According to the United Nations Food and Agriculture Organization, the current locust plague had been in the country since 2012. T
he government had already planned a three year emergency plan starting last September 2013. This was in response to the locusts affecting the food security of the country at the time. Now into the second year of the plan, the pests have been eradicated in about 4,600 miles of agricultural land. The whole locust eradication plan is to cost the country around $41 million.
A previous report by the Washington Post said, “Locust infestations, if untreated could wipe out food crops and livestock grazing lands – and with it a family’s ability to provide for itself.”
The peculiar way of controlling the locust infestations is the use of biopesticides, in order to preserve the Madagascar ecosystem. The move is to control the locust population to prevent the population from going hungry. The main issue though is that local farmers, desperate to protect their crops, have resorted to starting fires as well as the use of insecticides to fight off the swarms, to no avail.

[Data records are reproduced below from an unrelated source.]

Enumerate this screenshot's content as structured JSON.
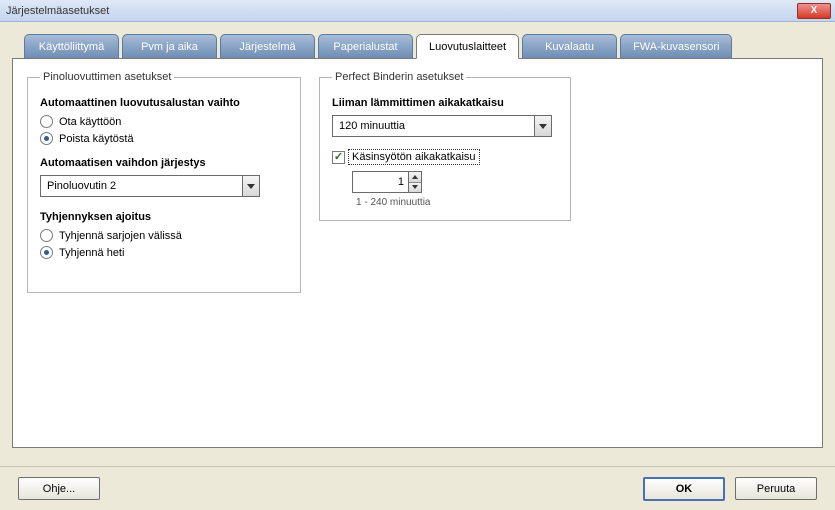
{
  "window": {
    "title": "Järjestelmäasetukset"
  },
  "tabs": {
    "ui": "Käyttöliittymä",
    "datetime": "Pvm ja aika",
    "system": "Järjestelmä",
    "trays": "Paperialustat",
    "output": "Luovutuslaitteet",
    "quality": "Kuvalaatu",
    "sensor": "FWA-kuvasensori"
  },
  "stacker": {
    "legend": "Pinoluovuttimen asetukset",
    "auto_switch_title": "Automaattinen luovutusalustan vaihto",
    "enable": "Ota käyttöön",
    "disable": "Poista käytöstä",
    "auto_switch_selected": "disable",
    "order_title": "Automaatisen vaihdon järjestys",
    "order_value": "Pinoluovutin 2",
    "unload_title": "Tyhjennyksen ajoitus",
    "unload_between": "Tyhjennä sarjojen välissä",
    "unload_now": "Tyhjennä heti",
    "unload_selected": "now"
  },
  "binder": {
    "legend": "Perfect Binderin asetukset",
    "glue_title": "Liiman lämmittimen aikakatkaisu",
    "glue_value": "120 minuuttia",
    "manual_label": "Käsinsyötön aikakatkaisu",
    "manual_checked": true,
    "manual_value": "1",
    "manual_hint": "1 - 240 minuuttia"
  },
  "footer": {
    "help": "Ohje...",
    "ok": "OK",
    "cancel": "Peruuta"
  }
}
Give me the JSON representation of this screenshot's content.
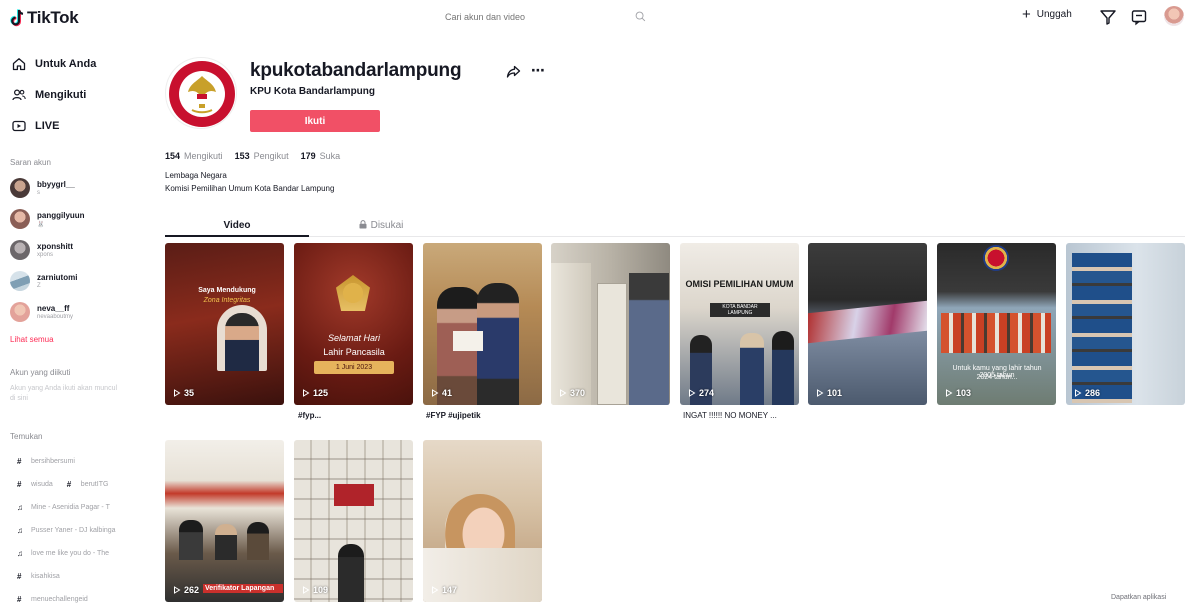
{
  "header": {
    "logo_text": "TikTok",
    "search_placeholder": "Cari akun dan video",
    "upload_label": "Unggah"
  },
  "sidebar": {
    "nav": [
      {
        "label": "Untuk Anda",
        "icon": "home-icon"
      },
      {
        "label": "Mengikuti",
        "icon": "people-icon"
      },
      {
        "label": "LIVE",
        "icon": "live-icon"
      }
    ],
    "suggested_heading": "Saran akun",
    "suggested_accounts": [
      {
        "name": "bbyygrl__",
        "sub": "s"
      },
      {
        "name": "panggilyuun",
        "sub": "🐰"
      },
      {
        "name": "xponshitt",
        "sub": "xpons"
      },
      {
        "name": "zarniutomi",
        "sub": "Z"
      },
      {
        "name": "neva__ff",
        "sub": "nevaaboutmy"
      }
    ],
    "see_all": "Lihat semua",
    "following_heading": "Akun yang diikuti",
    "following_hint": "Akun yang Anda ikuti akan muncul di sini",
    "discover_heading": "Temukan",
    "discover": [
      {
        "icon": "#",
        "label": "bersihbersumi"
      },
      {
        "icon": "#",
        "label": "wisuda",
        "icon2": "#",
        "label2": "berutITG"
      },
      {
        "icon": "♫",
        "label": "Mine - Asenidia Pagar - T"
      },
      {
        "icon": "♫",
        "label": "Pusser Yaner - DJ kalbinga"
      },
      {
        "icon": "♫",
        "label": "love me like you do - The"
      },
      {
        "icon": "#",
        "label": "kisahkisa"
      },
      {
        "icon": "#",
        "label": "menuechallengeid"
      }
    ],
    "get_app": "Dapatkan aplikasi"
  },
  "profile": {
    "username": "kpukotabandarlampung",
    "display_name": "KPU Kota Bandarlampung",
    "follow_label": "Ikuti",
    "stats": [
      {
        "value": "154",
        "label": "Mengikuti"
      },
      {
        "value": "153",
        "label": "Pengikut"
      },
      {
        "value": "179",
        "label": "Suka"
      }
    ],
    "bio_line1": "Lembaga Negara",
    "bio_line2": "Komisi Pemilihan Umum Kota Bandar Lampung"
  },
  "tabs": {
    "video": "Video",
    "liked": "Disukai"
  },
  "videos": [
    {
      "views": "35",
      "caption": "",
      "overlay1": "Saya Mendukung",
      "overlay2": "Zona Integritas"
    },
    {
      "views": "125",
      "caption": "#fyp...",
      "overlay1": "Selamat Hari",
      "overlay2": "Lahir Pancasila",
      "overlay3": "1 Juni 2023"
    },
    {
      "views": "41",
      "caption": "#FYP #ujipetik"
    },
    {
      "views": "370",
      "caption": ""
    },
    {
      "views": "274",
      "caption": "INGAT !!!!!! NO MONEY ...",
      "overlay1": "OMISI PEMILIHAN UMUM",
      "overlay2": "KOTA BANDAR LAMPUNG"
    },
    {
      "views": "101",
      "caption": ""
    },
    {
      "views": "103",
      "caption": "",
      "overlay1": "Untuk kamu yang lahir tahun 2005 tahun",
      "overlay2": "2024 tahun..."
    },
    {
      "views": "286",
      "caption": ""
    },
    {
      "views": "262",
      "caption": "",
      "overlay1": "Verifikator Lapangan"
    },
    {
      "views": "109",
      "caption": ""
    },
    {
      "views": "147",
      "caption": ""
    }
  ],
  "colors": {
    "accent": "#fe2c55",
    "follow_button": "#f15066",
    "text_primary": "#161823",
    "text_secondary": "#8a8b91"
  }
}
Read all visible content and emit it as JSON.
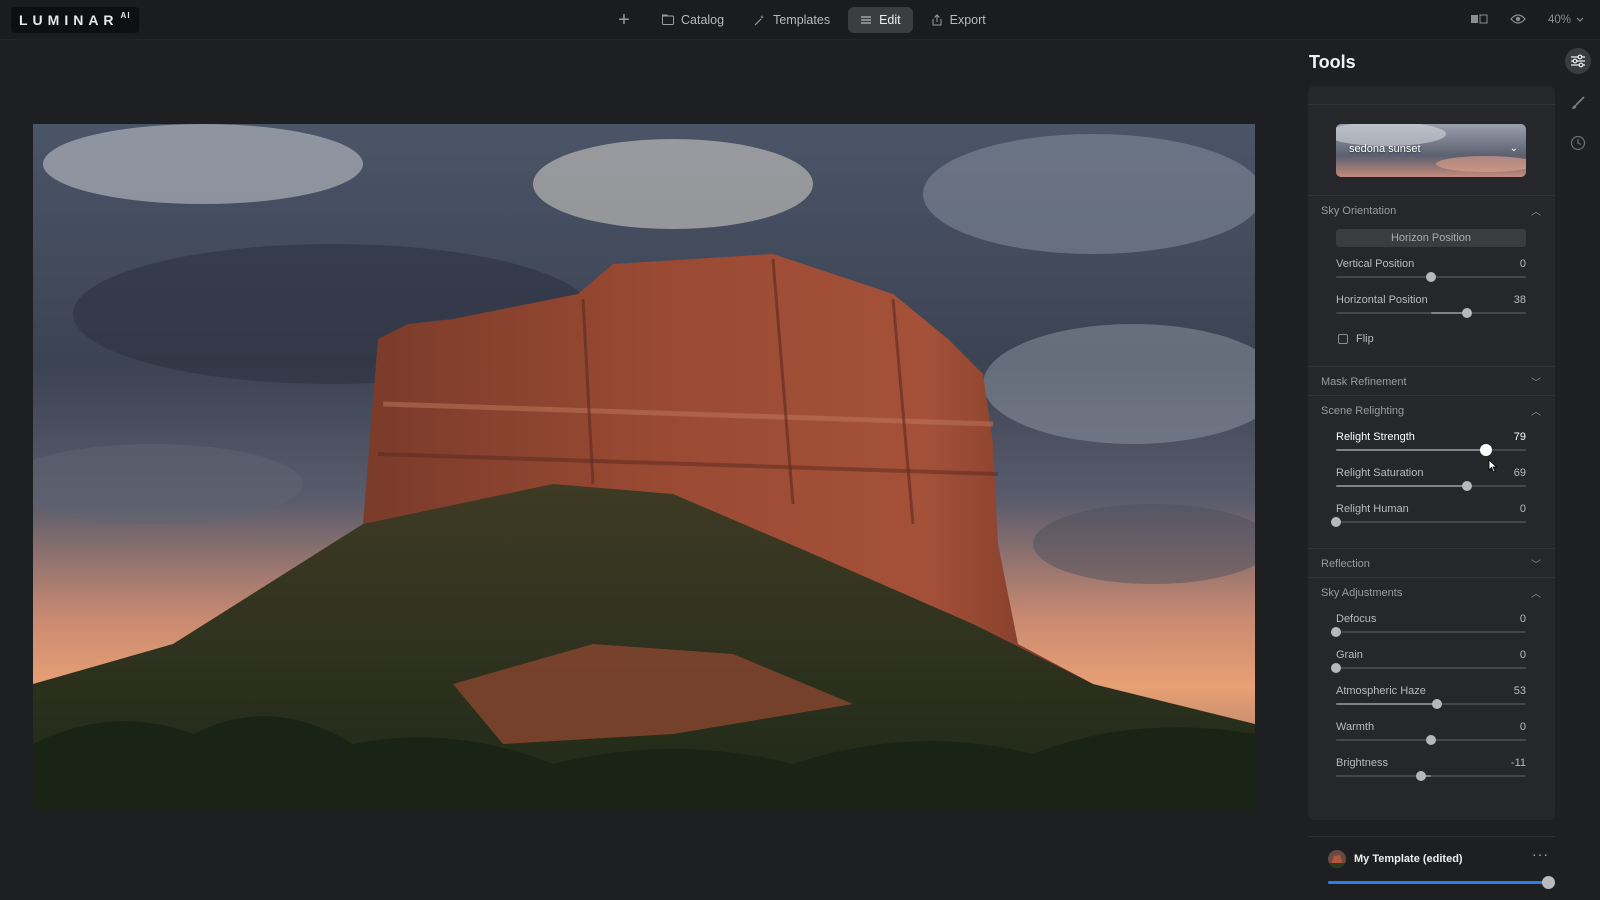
{
  "app": {
    "logo_text": "LUMINAR",
    "logo_suffix": "AI"
  },
  "nav": {
    "catalog": "Catalog",
    "templates": "Templates",
    "edit": "Edit",
    "export": "Export",
    "active": "Edit"
  },
  "view": {
    "zoom": "40%"
  },
  "tools": {
    "title": "Tools",
    "sky_selector": {
      "value": "sedona sunset"
    },
    "sections": {
      "sky_orientation": {
        "title": "Sky Orientation",
        "expanded": true,
        "horizon_button": "Horizon Position",
        "sliders": [
          {
            "label": "Vertical Position",
            "value": "0",
            "fraction": 0.5,
            "bipolar": true
          },
          {
            "label": "Horizontal Position",
            "value": "38",
            "fraction": 0.69,
            "bipolar": true
          }
        ],
        "flip_label": "Flip",
        "flip_checked": false
      },
      "mask_refinement": {
        "title": "Mask Refinement",
        "expanded": false
      },
      "scene_relighting": {
        "title": "Scene Relighting",
        "expanded": true,
        "sliders": [
          {
            "label": "Relight Strength",
            "value": "79",
            "fraction": 0.79,
            "bipolar": false,
            "highlighted": true
          },
          {
            "label": "Relight Saturation",
            "value": "69",
            "fraction": 0.69,
            "bipolar": false
          },
          {
            "label": "Relight Human",
            "value": "0",
            "fraction": 0.0,
            "bipolar": false
          }
        ]
      },
      "reflection": {
        "title": "Reflection",
        "expanded": false
      },
      "sky_adjustments": {
        "title": "Sky Adjustments",
        "expanded": true,
        "sliders": [
          {
            "label": "Defocus",
            "value": "0",
            "fraction": 0.0,
            "bipolar": false
          },
          {
            "label": "Grain",
            "value": "0",
            "fraction": 0.0,
            "bipolar": false
          },
          {
            "label": "Atmospheric Haze",
            "value": "53",
            "fraction": 0.53,
            "bipolar": false
          },
          {
            "label": "Warmth",
            "value": "0",
            "fraction": 0.5,
            "bipolar": true
          },
          {
            "label": "Brightness",
            "value": "-11",
            "fraction": 0.445,
            "bipolar": true
          }
        ]
      }
    }
  },
  "template_bar": {
    "name": "My Template (edited)",
    "amount": 1.0
  },
  "colors": {
    "accent": "#2e7bf0",
    "panel": "#25272a",
    "background": "#1e1f21"
  },
  "icons": [
    "plus-icon",
    "catalog-icon",
    "templates-icon",
    "edit-icon",
    "export-icon",
    "compare-icon",
    "eye-icon",
    "tools-sliders-icon",
    "brush-icon",
    "history-clock-icon",
    "more-icon"
  ]
}
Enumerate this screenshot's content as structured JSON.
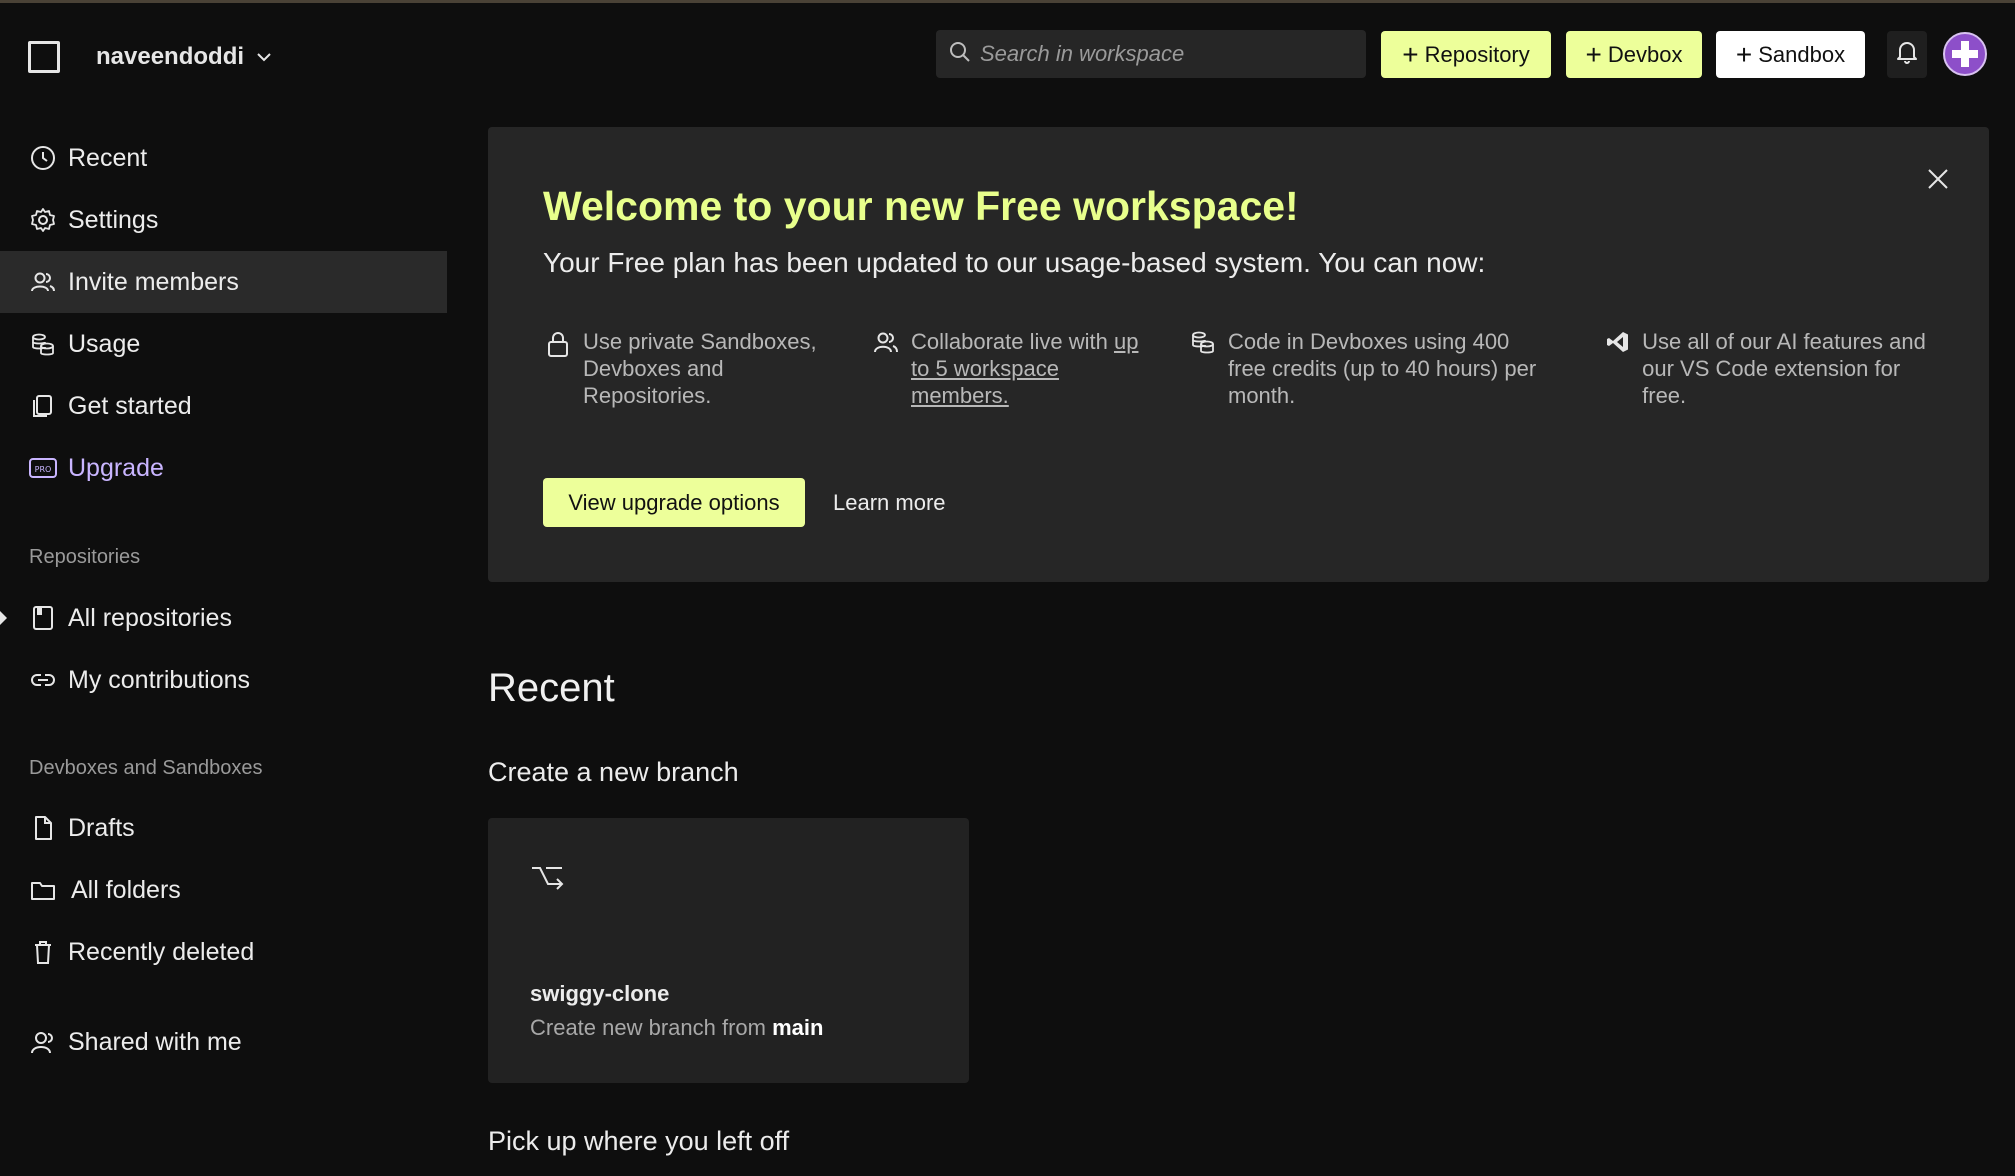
{
  "workspace": {
    "name": "naveendoddi"
  },
  "sidebar": {
    "items": [
      {
        "label": "Recent",
        "icon": "clock-icon"
      },
      {
        "label": "Settings",
        "icon": "gear-icon"
      },
      {
        "label": "Invite members",
        "icon": "users-icon",
        "active": true
      },
      {
        "label": "Usage",
        "icon": "coins-icon"
      },
      {
        "label": "Get started",
        "icon": "documents-icon"
      },
      {
        "label": "Upgrade",
        "icon": "pro-badge-icon"
      }
    ],
    "repos_heading": "Repositories",
    "repos": [
      {
        "label": "All repositories",
        "icon": "book-icon"
      },
      {
        "label": "My contributions",
        "icon": "link-icon"
      }
    ],
    "devboxes_heading": "Devboxes and Sandboxes",
    "devboxes": [
      {
        "label": "Drafts",
        "icon": "file-icon"
      },
      {
        "label": "All folders",
        "icon": "folder-icon"
      },
      {
        "label": "Recently deleted",
        "icon": "trash-icon"
      }
    ],
    "shared": {
      "label": "Shared with me",
      "icon": "user-icon"
    }
  },
  "header": {
    "search_placeholder": "Search in workspace",
    "buttons": {
      "repository": "Repository",
      "devbox": "Devbox",
      "sandbox": "Sandbox"
    }
  },
  "banner": {
    "title": "Welcome to your new Free workspace!",
    "subtitle": "Your Free plan has been updated to our usage-based system. You can now:",
    "features": [
      {
        "icon": "lock-icon",
        "text": "Use private Sandboxes, Devboxes and Repositories."
      },
      {
        "icon": "users-icon",
        "text_before": "Collaborate live with ",
        "link": "up to 5 workspace members."
      },
      {
        "icon": "coins-icon",
        "text": "Code in Devboxes using 400 free credits (up to 40 hours) per month."
      },
      {
        "icon": "vscode-icon",
        "text": "Use all of our AI features and our VS Code extension for free."
      }
    ],
    "primary_button": "View upgrade options",
    "secondary_link": "Learn more"
  },
  "recent": {
    "title": "Recent",
    "branch_heading": "Create a new branch",
    "card": {
      "repo": "swiggy-clone",
      "desc_prefix": "Create new branch from",
      "branch": "main"
    },
    "pickup_heading": "Pick up where you left off"
  },
  "colors": {
    "accent_lime": "#edff9a",
    "title_lime": "#e8ff8c",
    "upgrade_purple": "#c9b5ff"
  }
}
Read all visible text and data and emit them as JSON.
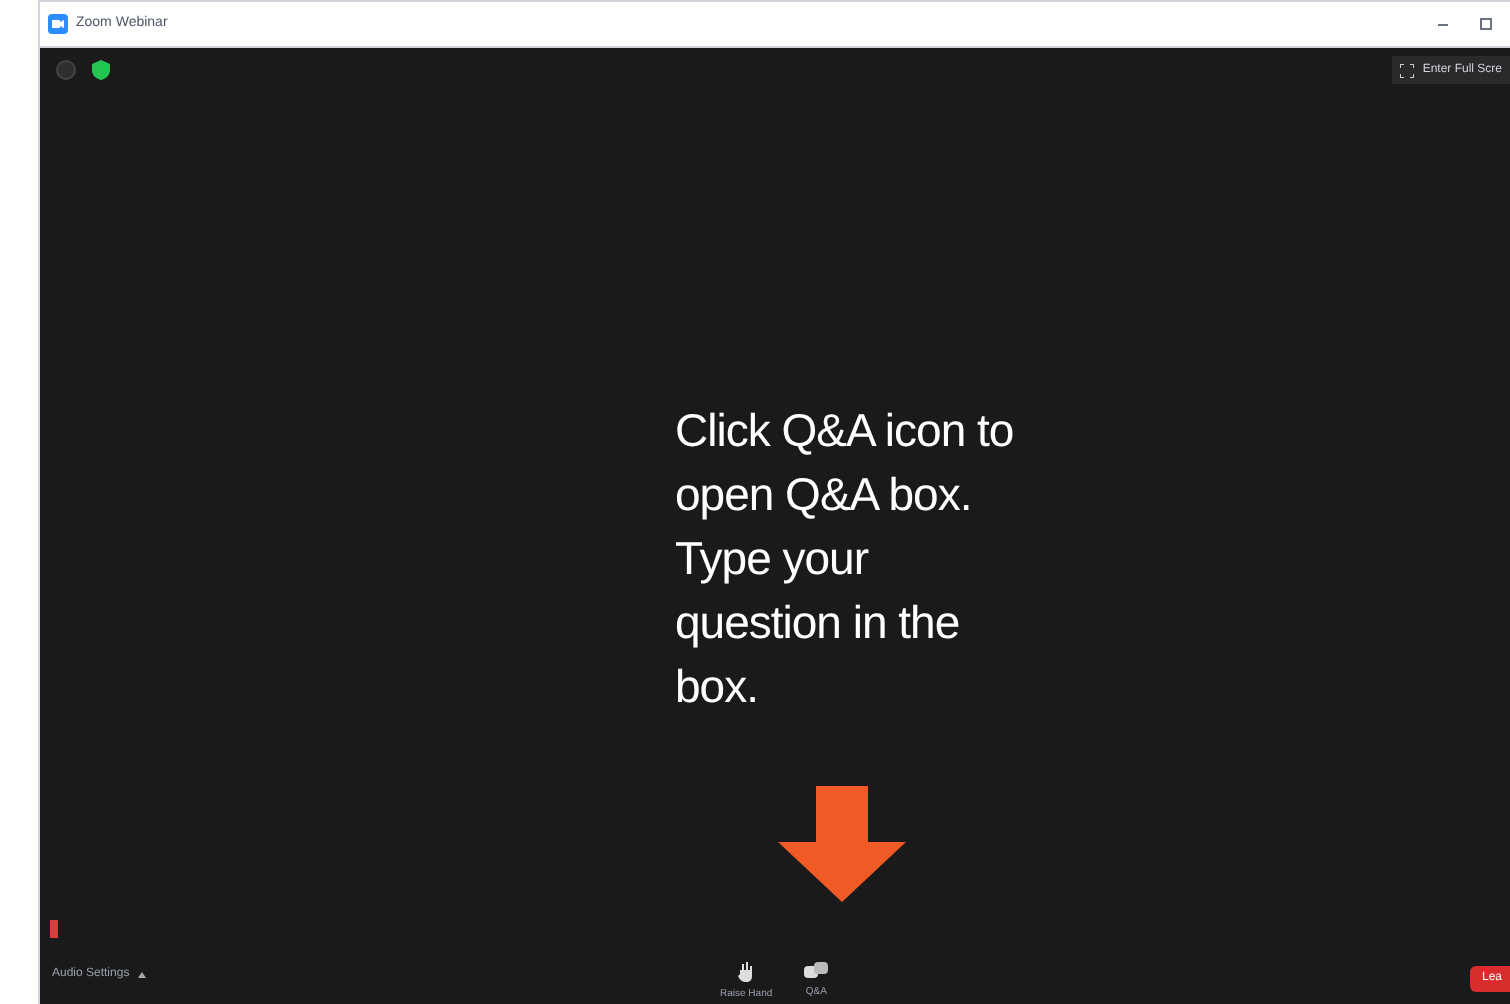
{
  "window": {
    "title": "Zoom Webinar"
  },
  "top_bar": {
    "fullscreen_button": "Enter Full Scre"
  },
  "instruction": {
    "lines": [
      "Click Q&A icon to",
      "open Q&A box.",
      "Type your",
      "question in the",
      "box."
    ]
  },
  "bottom_bar": {
    "audio_settings": "Audio Settings",
    "tools": [
      {
        "kind": "hand",
        "label": "Raise Hand"
      },
      {
        "kind": "qa",
        "label": "Q&A"
      }
    ],
    "leave_button": "Lea"
  }
}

The desperation has made some of the population take extraordinary measures. One of them, 13 year old Anthonib Razafinahatatra said, “We are going to give them to the chickens to eat, if the chickens don’t die, we’ll eat them too.”
Jean Ramananarivo, a resident of the capital, commented, “I am very surprised at the number of these crickets which invade the city. The state is not control of the situation.”
The same FAO report indicated that, “Locust infestations, if untreated, could wipe out food crops and livestock grazing lands – and with it a family’s ability to provide for itself.”
Teams from the government’s anti-locust agency in cooperation with the United Nations have been conducting sorties for the past several months to contain the swarms through concerted aerial efforts of spraying insecticide through air drops and fly overs.